The former home secretary gave his first media interviews over the weekend, marking his comeback to frontline politics.
The Sheffield MP resigned from the government in December last year after a long running row over whether he used his position to fast track a visa for his lover's nanny.
But in the middle of the furore he angered fellow ministers by criticising them in comments made to his biographer Stephen Pollard.
Blunkett said his predecessor Jack Straw had left the Home Office "in a mess" while his successor Charles Clarke has "gone soft" as education secretary.
Speaking to the BBC on Sunday he said: "Honest about it. Spoke to all colleagues. Understand that very well.
"Part of learning humility and also learning to keep your mouth shut sometimes.
"I will always speak my mind. I will always say it as it is. I can't change completely, but I can learn.
"In my own life, I would like to learn from what's happened and I would like to find happiness and I think all of us would like that."
'Tragedy'
Blunkett also described the breakdown of his affair with married magazine publisher Kimberly Quinn as a "tragedy".
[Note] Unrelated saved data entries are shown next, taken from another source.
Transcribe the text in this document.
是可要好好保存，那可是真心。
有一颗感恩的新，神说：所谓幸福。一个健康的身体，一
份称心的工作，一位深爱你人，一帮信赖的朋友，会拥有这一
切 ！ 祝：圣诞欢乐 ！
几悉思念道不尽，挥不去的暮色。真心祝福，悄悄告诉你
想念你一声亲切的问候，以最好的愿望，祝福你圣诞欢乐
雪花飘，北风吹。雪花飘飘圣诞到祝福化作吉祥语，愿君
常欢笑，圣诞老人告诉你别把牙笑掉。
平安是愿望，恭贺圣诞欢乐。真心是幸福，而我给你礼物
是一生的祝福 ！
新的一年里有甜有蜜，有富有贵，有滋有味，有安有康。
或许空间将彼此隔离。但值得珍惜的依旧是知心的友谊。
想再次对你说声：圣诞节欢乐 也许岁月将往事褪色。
He told the Breakfast with Frost programme that all those involved were still having a "terrible time".
"Honestly, it was a tragedy," he said. "There's nothing in the least bit entertaining about what's taken place and I'd just like people to let all of us, all of us, get on with our private lives.
"When my private life and my public life were conjoined together there was nothing I could do about that, but it's over."
In a separate interview in the Guardian on Saturday he said he still hoped to use his campaigning role in the election to win a comeback to the Cabinet.
"You don't return to the frontline simply on your past; you have something to offer for the future," he said.
"In the campaign I have to get out there and make it clear that if Tony [Blair] wants me, I'd be a plus not a minus."